Welcome to the IBM WebSphere Portlet Factory for Composite Applications.


  1. James, you are correct. Xml and RIA holds the key to the front end application and presentaion layers. if ibm wants to fork the market on that edge then they must have the technology for the market space. As such, they don’t have any right now !! If ibm want to rein in the end2end suite of software and serices then bowstreet comes in handy.

    2008/Q1 will be an interesting period. The landscape (new) will begin to emerge!!

  2. Interesting. I was offered a job at Bowstreet in 1999 when Bowstreet was on Bowstreet in Portsmouth. And Frank Moss kept one of the few offices there. I reluctantly didn’t take the job, but looking back, I don’t think I would have had the patience to wait it out this long.

    The fact that this is a “portal” deal makes it seem like a time warp.

  3. Christopher’s closing quote is “The fact that this is a ‘portal’ deal makes it seem like a time warp.”

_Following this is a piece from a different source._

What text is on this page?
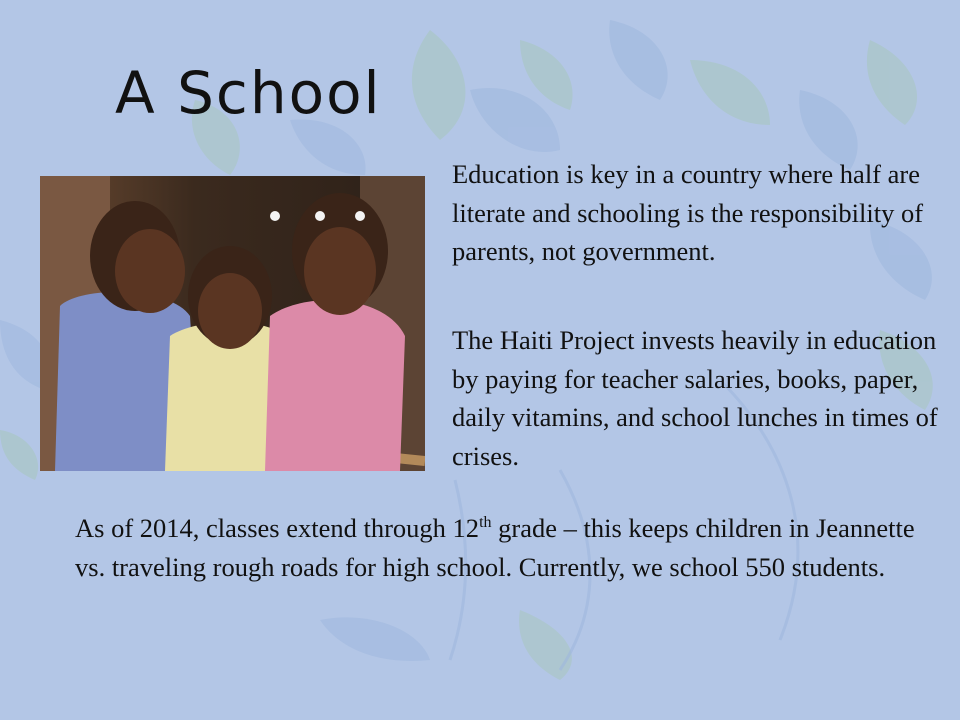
A School

Education is key in a country where half are literate and schooling is the responsibility of parents, not government.

The Haiti Project invests heavily in education by paying for teacher salaries, books, paper, daily vitamins, and school lunches in times of crises.

As of 2014, classes extend through 12th grade – this keeps children in Jeannette vs. traveling rough roads for high school. Currently, we school 550 students.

    Indeed, and that should be raising more comment than it is. Even with advances in browser technology like Ajax, a successful composite app strategy will need to take account of a range of user tools.

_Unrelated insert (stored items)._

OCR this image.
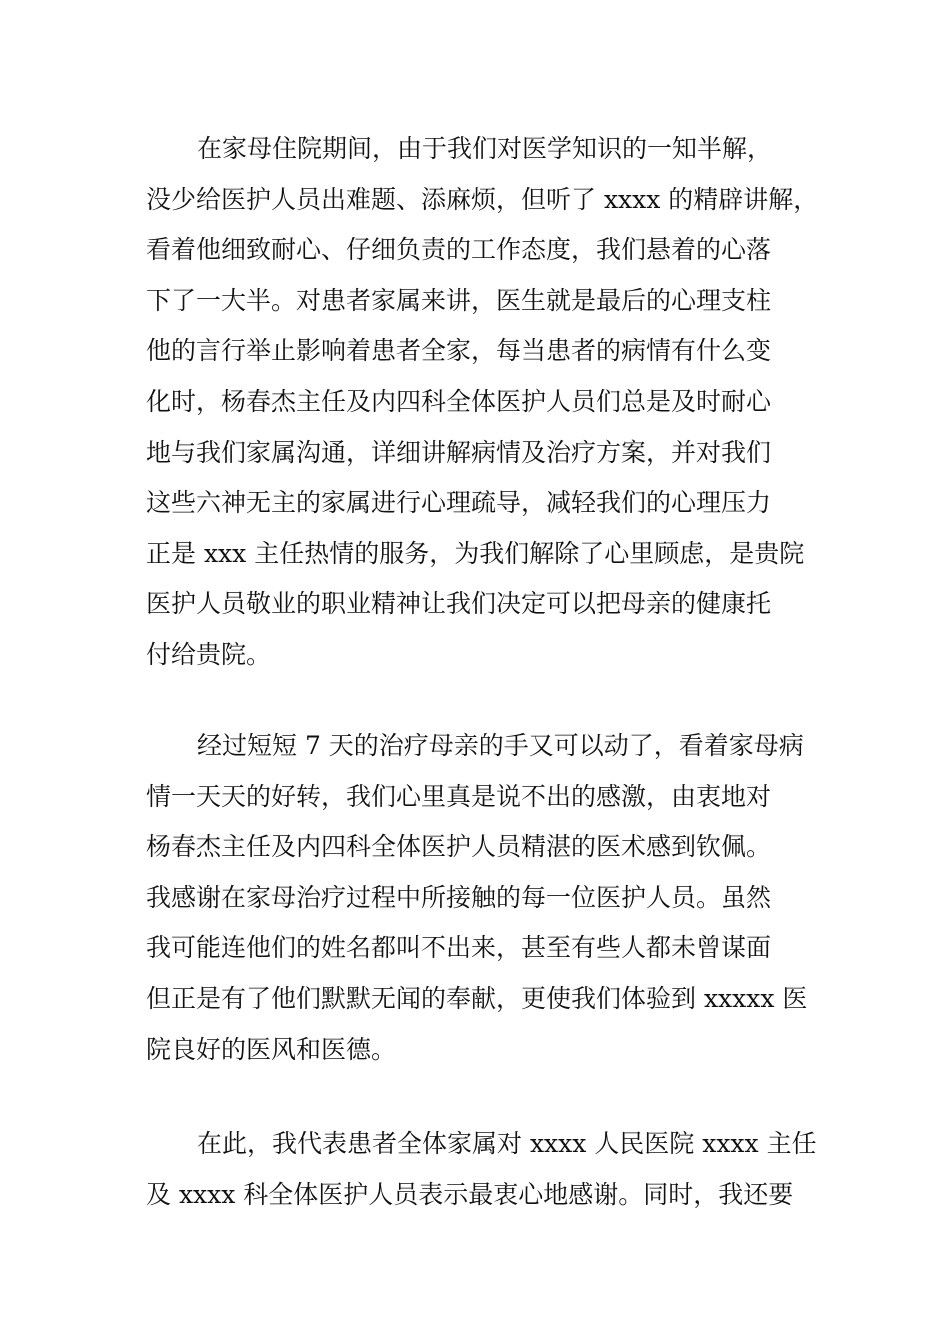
在家母住院期间，由于我们对医学知识的一知半解，
没少给医护人员出难题、添麻烦，但听了 xxxx 的精辟讲解，
看着他细致耐心、仔细负责的工作态度，我们悬着的心落
下了一大半。对患者家属来讲，医生就是最后的心理支柱
他的言行举止影响着患者全家，每当患者的病情有什么变
化时，杨春杰主任及内四科全体医护人员们总是及时耐心
地与我们家属沟通，详细讲解病情及治疗方案，并对我们
这些六神无主的家属进行心理疏导，减轻我们的心理压力
正是 xxx 主任热情的服务，为我们解除了心里顾虑，是贵院
医护人员敬业的职业精神让我们决定可以把母亲的健康托
付给贵院。
经过短短 7 天的治疗母亲的手又可以动了，看着家母病
情一天天的好转，我们心里真是说不出的感激，由衷地对
杨春杰主任及内四科全体医护人员精湛的医术感到钦佩。
我感谢在家母治疗过程中所接触的每一位医护人员。虽然
我可能连他们的姓名都叫不出来，甚至有些人都未曾谋面
但正是有了他们默默无闻的奉献，更使我们体验到 xxxxx 医
院良好的医风和医德。
在此，我代表患者全体家属对 xxxx 人民医院 xxxx 主任
及 xxxx 科全体医护人员表示最衷心地感谢。同时，我还要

    IBM is probably preparing an assult on Microsoft in this area, but they have alternative approaches to their user model, as well as their toolset.

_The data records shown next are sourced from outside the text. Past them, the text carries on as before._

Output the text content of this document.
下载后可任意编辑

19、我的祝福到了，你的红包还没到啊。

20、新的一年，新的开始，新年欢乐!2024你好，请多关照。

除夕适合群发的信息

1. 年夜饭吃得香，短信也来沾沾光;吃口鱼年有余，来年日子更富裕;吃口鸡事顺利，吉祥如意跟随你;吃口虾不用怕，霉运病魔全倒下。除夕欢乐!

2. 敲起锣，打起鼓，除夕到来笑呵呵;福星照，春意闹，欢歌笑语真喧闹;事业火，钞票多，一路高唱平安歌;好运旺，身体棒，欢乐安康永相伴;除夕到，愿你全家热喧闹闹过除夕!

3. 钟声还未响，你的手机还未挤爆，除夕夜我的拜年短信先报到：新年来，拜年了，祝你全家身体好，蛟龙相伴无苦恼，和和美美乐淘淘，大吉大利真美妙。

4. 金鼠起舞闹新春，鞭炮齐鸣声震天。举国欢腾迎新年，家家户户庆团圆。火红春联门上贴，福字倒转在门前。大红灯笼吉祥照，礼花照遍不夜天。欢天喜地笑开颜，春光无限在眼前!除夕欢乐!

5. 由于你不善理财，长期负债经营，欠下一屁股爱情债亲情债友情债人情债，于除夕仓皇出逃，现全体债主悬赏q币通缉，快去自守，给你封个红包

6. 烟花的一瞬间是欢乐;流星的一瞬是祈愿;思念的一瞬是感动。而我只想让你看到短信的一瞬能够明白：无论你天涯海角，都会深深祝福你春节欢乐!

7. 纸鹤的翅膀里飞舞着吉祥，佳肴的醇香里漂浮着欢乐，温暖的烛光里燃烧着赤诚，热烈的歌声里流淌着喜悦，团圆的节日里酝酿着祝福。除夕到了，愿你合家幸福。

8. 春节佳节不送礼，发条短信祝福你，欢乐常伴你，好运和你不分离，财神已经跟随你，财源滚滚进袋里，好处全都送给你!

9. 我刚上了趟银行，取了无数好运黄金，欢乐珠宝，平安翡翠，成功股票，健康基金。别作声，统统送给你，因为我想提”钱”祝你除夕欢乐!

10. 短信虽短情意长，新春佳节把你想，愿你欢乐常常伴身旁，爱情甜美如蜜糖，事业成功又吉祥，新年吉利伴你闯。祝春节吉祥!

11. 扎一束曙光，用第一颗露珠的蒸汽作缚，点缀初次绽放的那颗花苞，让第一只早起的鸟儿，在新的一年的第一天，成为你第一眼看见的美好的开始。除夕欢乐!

    The smart play for IBM here would be to get clearly behind Office as a first-class client application. That’s not (at least not deliberately) a self-serving Micrsoft perspective but a recognition of exactly what users work with today and what Microsoft plans for composite applications in 2006.

    This post http://cliffreeves.typepad.com/dyermaker/2005/10/it_20_we_are_ab.html
    describes my view of what composite apps will be in this timeframe and it is significantly improved by a variety of clients that are familiar and functional.

    Lotus did extremely well with Notes in the mid-90s by embracing Office applications even more closely than Microsoft did. They made OLE work and they ensured that Office remained a first class client even at the expense of SmartSuite. It was a difficulat internal devcision, but it was necessary and it was successful. If I could see one or two key thrusts from IBM, I’d be be more convinced. However, their portal and middleware stratgey is combined witha defense of the Notes franchise, and a brand new desktop attack with Linux, OpenOffice, Eclipse and Workplace. It seems to me they may be fighting on too many fronts to do well at any of them.